7 Most Common E-Commerce Design Mistakes
7 Most Common E-Commerce Design Mistakes
In the world of e-commerce design, there are many ways to maximize your e-commerce business. But there are also ways to miss a lot of important opportunities.
Selling goods online can be a great way to expand your business. Here are a few ways to make sure you don’t over-look some of the basics of e-commerce design when moving your business into the next step of technology.
1. Detailed product descriptions
If you’re trying to compete with brick and mortar businesses, you should be mindful that you’re trying to make the consumer aware of your product with words.
In the real world, a consumer can pick up and interact with the product. However, when the product is online, all of the information is viewed virtually. This is why we have to use descriptions that accurately portray the details of all of our products in e-commerce design.
Sizes, materials, weight, dimensions, and any other pertinent information, are all important factors for getting the message across.
2. Cumbersome or long checkout.
In e-commerce design the obvious goal is conversion. Such a simple concept, yet so many retailers fail to provide consumers with an easy checkout process.
Ideally, you will want a short and clear method of purchase. The shortest and easiest path to entry of payment information will yield higher conversions.

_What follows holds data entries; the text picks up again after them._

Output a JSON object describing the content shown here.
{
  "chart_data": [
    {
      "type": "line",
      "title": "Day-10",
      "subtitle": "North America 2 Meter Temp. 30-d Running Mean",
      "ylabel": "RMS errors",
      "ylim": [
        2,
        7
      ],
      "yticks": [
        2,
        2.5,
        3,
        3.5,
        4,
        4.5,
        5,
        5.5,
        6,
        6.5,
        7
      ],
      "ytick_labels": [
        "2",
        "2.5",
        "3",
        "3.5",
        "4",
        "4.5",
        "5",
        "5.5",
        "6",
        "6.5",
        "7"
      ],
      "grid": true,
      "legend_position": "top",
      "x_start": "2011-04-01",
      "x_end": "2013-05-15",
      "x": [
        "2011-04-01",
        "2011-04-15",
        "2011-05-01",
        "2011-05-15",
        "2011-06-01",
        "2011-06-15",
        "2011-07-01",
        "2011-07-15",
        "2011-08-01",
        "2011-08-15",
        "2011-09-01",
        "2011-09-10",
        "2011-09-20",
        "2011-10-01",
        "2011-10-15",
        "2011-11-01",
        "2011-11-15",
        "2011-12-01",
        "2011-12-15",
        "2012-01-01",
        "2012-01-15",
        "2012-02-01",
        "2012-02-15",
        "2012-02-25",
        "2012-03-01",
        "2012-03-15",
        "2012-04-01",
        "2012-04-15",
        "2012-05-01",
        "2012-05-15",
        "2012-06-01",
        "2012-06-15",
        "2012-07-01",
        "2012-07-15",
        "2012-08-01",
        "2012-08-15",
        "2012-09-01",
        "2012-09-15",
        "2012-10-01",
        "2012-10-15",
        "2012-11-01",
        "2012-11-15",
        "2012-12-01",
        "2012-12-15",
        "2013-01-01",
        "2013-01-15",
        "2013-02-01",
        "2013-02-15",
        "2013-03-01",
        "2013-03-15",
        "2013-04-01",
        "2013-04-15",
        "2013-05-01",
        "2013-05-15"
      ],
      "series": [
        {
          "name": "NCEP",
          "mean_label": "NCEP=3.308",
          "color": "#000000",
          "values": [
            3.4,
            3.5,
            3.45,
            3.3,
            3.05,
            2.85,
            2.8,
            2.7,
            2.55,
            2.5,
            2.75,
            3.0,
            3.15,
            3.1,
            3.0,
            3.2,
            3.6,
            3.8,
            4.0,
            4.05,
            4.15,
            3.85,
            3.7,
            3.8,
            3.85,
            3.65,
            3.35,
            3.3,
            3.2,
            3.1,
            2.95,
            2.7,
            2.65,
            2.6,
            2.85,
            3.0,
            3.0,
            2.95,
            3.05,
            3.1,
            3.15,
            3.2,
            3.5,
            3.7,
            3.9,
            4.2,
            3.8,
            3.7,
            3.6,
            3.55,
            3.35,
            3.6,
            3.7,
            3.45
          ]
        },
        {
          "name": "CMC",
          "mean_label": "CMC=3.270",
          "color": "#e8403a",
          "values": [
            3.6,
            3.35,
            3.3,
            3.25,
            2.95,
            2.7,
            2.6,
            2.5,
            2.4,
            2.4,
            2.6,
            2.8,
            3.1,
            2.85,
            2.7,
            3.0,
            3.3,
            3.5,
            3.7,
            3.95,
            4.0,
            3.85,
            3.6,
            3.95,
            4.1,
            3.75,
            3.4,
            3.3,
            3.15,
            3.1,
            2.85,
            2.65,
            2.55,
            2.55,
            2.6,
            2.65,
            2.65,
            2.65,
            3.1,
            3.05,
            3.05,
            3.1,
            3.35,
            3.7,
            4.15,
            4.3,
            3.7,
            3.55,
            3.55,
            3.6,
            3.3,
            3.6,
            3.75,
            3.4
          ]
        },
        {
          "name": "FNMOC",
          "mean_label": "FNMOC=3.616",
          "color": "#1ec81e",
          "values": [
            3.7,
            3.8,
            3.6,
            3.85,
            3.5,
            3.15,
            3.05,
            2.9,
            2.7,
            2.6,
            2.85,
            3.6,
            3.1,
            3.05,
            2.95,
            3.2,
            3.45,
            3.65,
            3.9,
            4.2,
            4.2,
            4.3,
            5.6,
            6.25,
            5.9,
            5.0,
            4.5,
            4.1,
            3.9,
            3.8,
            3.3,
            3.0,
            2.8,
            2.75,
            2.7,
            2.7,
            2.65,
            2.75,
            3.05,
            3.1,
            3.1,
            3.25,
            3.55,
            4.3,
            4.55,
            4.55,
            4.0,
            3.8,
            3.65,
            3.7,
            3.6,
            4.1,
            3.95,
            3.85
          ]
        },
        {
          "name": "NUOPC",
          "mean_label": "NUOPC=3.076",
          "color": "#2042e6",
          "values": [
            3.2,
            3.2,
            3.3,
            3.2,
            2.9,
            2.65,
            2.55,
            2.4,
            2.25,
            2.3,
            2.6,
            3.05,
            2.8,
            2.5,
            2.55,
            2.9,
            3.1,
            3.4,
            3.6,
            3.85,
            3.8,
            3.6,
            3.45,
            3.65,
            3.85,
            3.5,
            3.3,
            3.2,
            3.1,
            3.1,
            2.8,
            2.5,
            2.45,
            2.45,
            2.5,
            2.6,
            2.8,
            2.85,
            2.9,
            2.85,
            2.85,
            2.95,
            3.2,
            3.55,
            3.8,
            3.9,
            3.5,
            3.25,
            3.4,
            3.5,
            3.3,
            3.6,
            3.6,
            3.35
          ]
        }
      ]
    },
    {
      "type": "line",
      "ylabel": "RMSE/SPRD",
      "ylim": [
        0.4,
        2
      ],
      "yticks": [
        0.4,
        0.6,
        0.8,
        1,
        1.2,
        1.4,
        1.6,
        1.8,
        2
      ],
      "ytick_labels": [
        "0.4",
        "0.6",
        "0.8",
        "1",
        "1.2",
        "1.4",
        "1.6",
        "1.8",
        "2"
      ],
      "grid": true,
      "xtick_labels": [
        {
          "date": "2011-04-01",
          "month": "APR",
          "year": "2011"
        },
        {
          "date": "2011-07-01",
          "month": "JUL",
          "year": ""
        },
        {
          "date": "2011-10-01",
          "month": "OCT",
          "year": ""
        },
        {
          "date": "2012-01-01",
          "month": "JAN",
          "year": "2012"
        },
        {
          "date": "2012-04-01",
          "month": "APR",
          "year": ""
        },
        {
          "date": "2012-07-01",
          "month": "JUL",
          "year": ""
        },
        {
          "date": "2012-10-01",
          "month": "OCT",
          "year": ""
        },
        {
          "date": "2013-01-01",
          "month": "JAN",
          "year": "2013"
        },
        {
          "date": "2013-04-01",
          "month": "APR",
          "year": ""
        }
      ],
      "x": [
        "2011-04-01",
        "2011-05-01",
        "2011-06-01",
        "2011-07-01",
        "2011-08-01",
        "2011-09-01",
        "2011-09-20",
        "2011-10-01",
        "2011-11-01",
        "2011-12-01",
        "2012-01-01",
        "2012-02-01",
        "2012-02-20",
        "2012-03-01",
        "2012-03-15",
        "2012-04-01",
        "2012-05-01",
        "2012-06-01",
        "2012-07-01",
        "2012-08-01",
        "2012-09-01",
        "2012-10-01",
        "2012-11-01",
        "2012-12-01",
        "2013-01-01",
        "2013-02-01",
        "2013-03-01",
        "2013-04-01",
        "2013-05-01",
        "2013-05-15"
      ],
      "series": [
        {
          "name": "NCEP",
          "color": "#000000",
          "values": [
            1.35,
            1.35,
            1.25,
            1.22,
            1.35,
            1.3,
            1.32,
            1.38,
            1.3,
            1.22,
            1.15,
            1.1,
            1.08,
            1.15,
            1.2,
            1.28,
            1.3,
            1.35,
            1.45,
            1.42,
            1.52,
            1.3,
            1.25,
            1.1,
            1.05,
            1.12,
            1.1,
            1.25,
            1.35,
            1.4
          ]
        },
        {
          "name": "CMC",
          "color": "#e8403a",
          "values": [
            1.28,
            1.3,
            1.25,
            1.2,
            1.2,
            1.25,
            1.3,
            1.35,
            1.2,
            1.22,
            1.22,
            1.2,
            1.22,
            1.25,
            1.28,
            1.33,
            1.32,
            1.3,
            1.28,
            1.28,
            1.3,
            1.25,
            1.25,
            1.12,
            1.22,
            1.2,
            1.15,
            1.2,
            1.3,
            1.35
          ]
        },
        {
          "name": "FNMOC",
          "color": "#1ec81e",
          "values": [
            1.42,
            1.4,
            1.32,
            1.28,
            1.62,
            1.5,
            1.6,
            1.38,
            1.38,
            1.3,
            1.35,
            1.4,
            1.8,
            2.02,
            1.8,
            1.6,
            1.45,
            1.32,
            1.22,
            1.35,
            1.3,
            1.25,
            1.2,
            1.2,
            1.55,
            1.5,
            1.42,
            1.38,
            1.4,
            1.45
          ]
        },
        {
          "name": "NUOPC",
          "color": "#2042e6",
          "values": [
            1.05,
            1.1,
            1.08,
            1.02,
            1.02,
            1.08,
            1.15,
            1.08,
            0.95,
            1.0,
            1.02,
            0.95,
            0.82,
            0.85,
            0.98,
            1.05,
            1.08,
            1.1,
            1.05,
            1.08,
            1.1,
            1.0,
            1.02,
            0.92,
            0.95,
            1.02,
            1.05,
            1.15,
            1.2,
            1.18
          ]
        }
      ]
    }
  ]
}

Having too many steps to finish at checkout only gives the consumer more chances to navigate away.
The best solution is single page checkout. This allows the customer to review the cart and enter information, and then confirm the purchase.
3. Registration or account requirement.
Making the sale is obviously more important then data collection in e-commerce design. Offer to save or create the account after the purchase. All the information has already been entered and you can entice them to register by indication order tracking and other options are available when you register. The consumer will be less resistant since the order is complete, the information is already entered, and there is now a perceived value.
4. Shipping information.
Not understanding how much shipping is going to cost can be a huge deterrent. You might have found that the product you found for dirt cheap has a $400 shipping charge. Imagine how frustrating that would be to find out when you have to confirm the order.
Too many sites do not show shipping until you are checking out. This withholding of information is not useful at all to anyone.
Give the consumer all the info they need to proceed with the order. Explain shipping rates, have shipping calculators, and show any shipping based deals.
5. Site product searching ability.
Sadly it’s the case that most sites do not provide a useful enough search method.
The use of filters and categories can help the consumer refine their search to their needs. A search that either returns either too much data or data that is irrelevant can be frustrating for the consumer.
Your e-commerce design platform should have a solid search engine. Plugins are also available for many platforms to extend the search capability. Results should be sortable as well. This gives the consumer as many tools to make a decision as they need.
6. Hard to find store policies.
It is helpful for the consumer to know what the shipping, returns, and other rules are for your business. While a lot of this can be covered in an FAQ its still important to be as clear with this as you can. Restating it in another location is a good idea too. Transparency is reassuring to the consumer.
7. Shopping cart layout.
The presentation and features of your cart are vital to the shopping experience. The ability to have multiple items in the cart and manipulate quantities are essential.
The path of progress from adding an item is important too. Ideally you want to have the consumer add the item to the cart and either return them to the last page they were on, or never leave that page to begin with.
Another great idea is to have the items in the cart be links. That way if the customer wants to recheck something they can easily go to the product info.
If you can make a pop-up that covers this, it will keep you customer in the cart and closer to check out.